Несгораемые рукописи

“Экономические стратегии”, №01-2009, стр. 05

Жизнь не требует, чтобы ты был последовательным, жестоким, терпеливым, внимательным, сердитым, рациональным, бездумным, любящим, стремительным. Однако Жизнь требует, чтобы ты осознавал последствия каждого своего выбора.

Ричард Бах

Юбилеи любимы в нашем Отечестве как жанр. То ли оттого, что никак не угомонится в нас щемяще-тоскливое и духоподъемное “душа праздника просит”, то ли так пытается оправдательно облагородить себя наша “русская лень”, то ли коллекционированием прожитых лет бросается вызов (кому-то или себе) или дается отчет (себе или кому-то) в небессмысленности содеянного за отпущенный срок.

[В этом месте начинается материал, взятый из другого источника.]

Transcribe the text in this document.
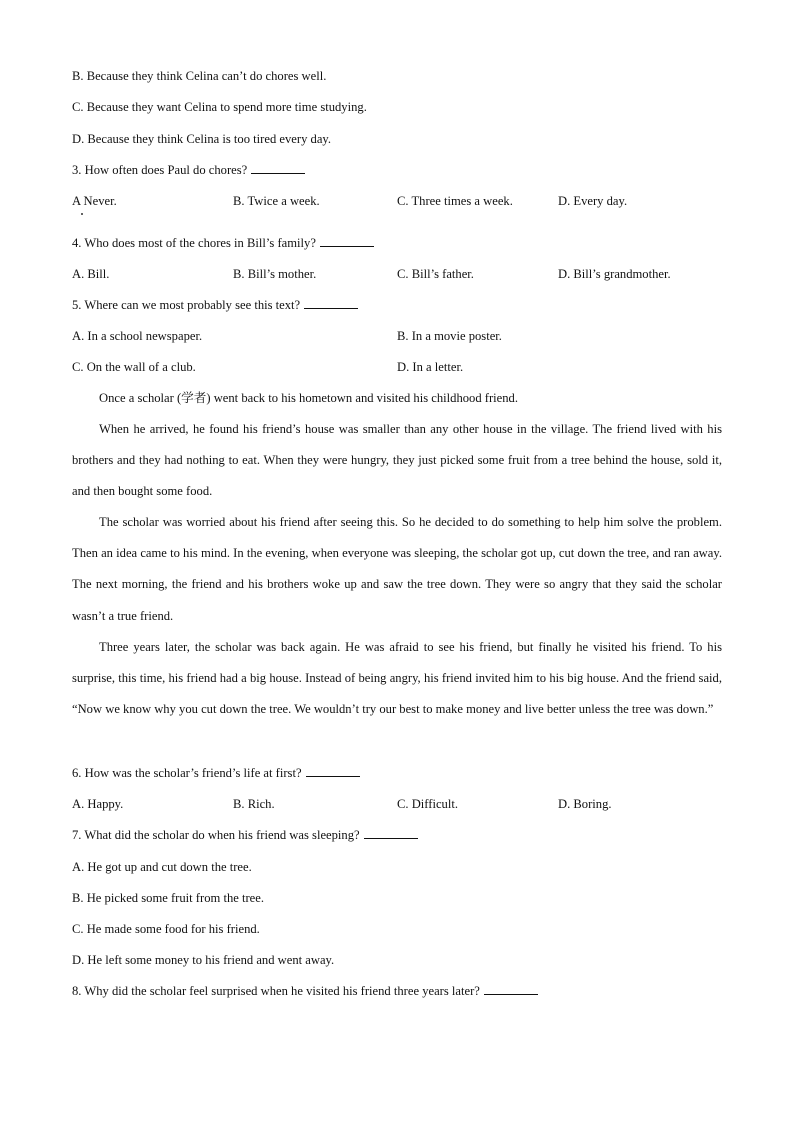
B. Because they think Celina can’t do chores well.
C. Because they want Celina to spend more time studying.
D. Because they think Celina is too tired every day.
3. How often does Paul do chores?
A Never.	B. Twice a week.	C. Three times a week.	D. Every day.
4. Who does most of the chores in Bill’s family?
A. Bill.	B. Bill’s mother.	C. Bill’s father.	D. Bill’s grandmother.
5. Where can we most probably see this text?
A. In a school newspaper.	B. In a movie poster.
C. On the wall of a club.	D. In a letter.
Once a scholar (学者) went back to his hometown and visited his childhood friend.
When he arrived, he found his friend’s house was smaller than any other house in the village. The friend lived with his brothers and they had nothing to eat. When they were hungry, they just picked some fruit from a tree behind the house, sold it, and then bought some food.
The scholar was worried about his friend after seeing this. So he decided to do something to help him solve the problem. Then an idea came to his mind. In the evening, when everyone was sleeping, the scholar got up, cut down the tree, and ran away. The next morning, the friend and his brothers woke up and saw the tree down. They were so angry that they said the scholar wasn’t a true friend.
Three years later, the scholar was back again. He was afraid to see his friend, but finally he visited his friend. To his surprise, this time, his friend had a big house. Instead of being angry, his friend invited him to his big house. And the friend said, “Now we know why you cut down the tree. We wouldn’t try our best to make money and live better unless the tree was down.”
6. How was the scholar’s friend’s life at first?
A. Happy.	B. Rich.	C. Difficult.	D. Boring.
7. What did the scholar do when his friend was sleeping?
A. He got up and cut down the tree.
B. He picked some fruit from the tree.
C. He made some food for his friend.
D. He left some money to his friend and went away.
8. Why did the scholar feel surprised when he visited his friend three years later?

10 лет можно оценить от противного. Раскрыв, например, страницы УК РФ и сгруппировав те виды правонарушений, за которые полагается такая мера. 10 лет можно сопоставить с этапами индивидуальной жизни, спровоцировав умилительное “ах, какой уже взрослый ребеночек” и торжественно-предписывающее “и впредь, и еще больше” – и т.д.

Но подобные подходы, пусть и удобные в праздничном обиходе, обычно суть краснобайское баловство. У всякого явления – время свое: и в увязке со сроком, и по темпам, и, главное, по наполненности. Вплоть до высоты той новозаветной, прорвавшейся как укол рапиры даже в современный рок констатации – “за три года тридцать прожил”…

В 1999, еще кризисном, году, когда вышел первый номер “ЭС”, наши умонастроения выражались формулой “пессимизм ума и оптимизм воли”. Мы редко перечитываем когда-то сказанное слово, стремясь к лучшему, которое кажется расположенным впереди. Но все сказанное ранее и все, что выражается сейчас и что доведется еще сказать, соприсутствует в едином и, можно думать, вневременном поле. Возможно – в раушенбаховском четвертом измерении, возможно – в том, что высоким теологическим слогом называется “вечностью”. Считается неприличным применять эту категорию всуе – оттого, видимо, что она представляется синонимом гениальности, – и потому прерогативу данного словоупотребления кокетливо уступают потомкам. И совершенно напрасно.

Уровень современных научных знаний и технологий недвусмысленно доказывает тезис “рукописи не горят”. С тем лишь нюансом, что, во-первых, “не горят” всякиe, а не только великие рукописи и, во-вторых, не стирается память и о всяких делах. Ведь любое человеческое дело, пронизываясь мотивами и всей палитрой сознательного и подсознательного контроля, есть деятельная проекция слова. А черновиков и бесследно списываемых архивов нет – следы оставляет всё. Как-то легкомысленно мы иногда полагаем, что если даже “обнаженные нервы земли неземное страдание знают”, то вне ли этого высокоорганизованный мозг и вся ноосфера?! К счастью, недавно двухвековой тренд, когда, по Карлу Юнгу, “сложность души росла пропорционально потере одухотворенности природы”, дополнился и стремлением науки “от сложности – к простоте” (таков девиз Института Санта Фе), и глобальным требованием надлежащего уважения, предъявленным природой как иск к людям.

А в тот зачет, который придет внезапно и в котором не оправдаться “незнанием закона”, идет все и всякое, вольное и невольное, памятное и вытесненное из памяти.
В психологии известен “эффект разорванных коммуникаций”. На межличностном уровне – это ощущение от брошенной собеседником телефонной трубки, от непонимания и невнимания коллег и близких, от их мягкого или трагичного ухода от нас. На вопрос “что такое счастье?”, любят наш классический ответ – “когда тебя понимают”. В нем – тектоническая тяга человека к восстановлению разорванных коммуникаций и выходу из чудовищной, многократно диагностированной и столь же многократно не излеченной тоски одиночества, хотя и даны нам исцеляющие вечные ценности. На уровне межгрупповом эти ситуации олицетворяются конфликтами, нарушением гармоний интересов, войнами в конце концов. На уровне предельном – это богооставленность человека.

Потому-то и просит праздника душа. И потому диагностична наша российская любовь к юбилеям.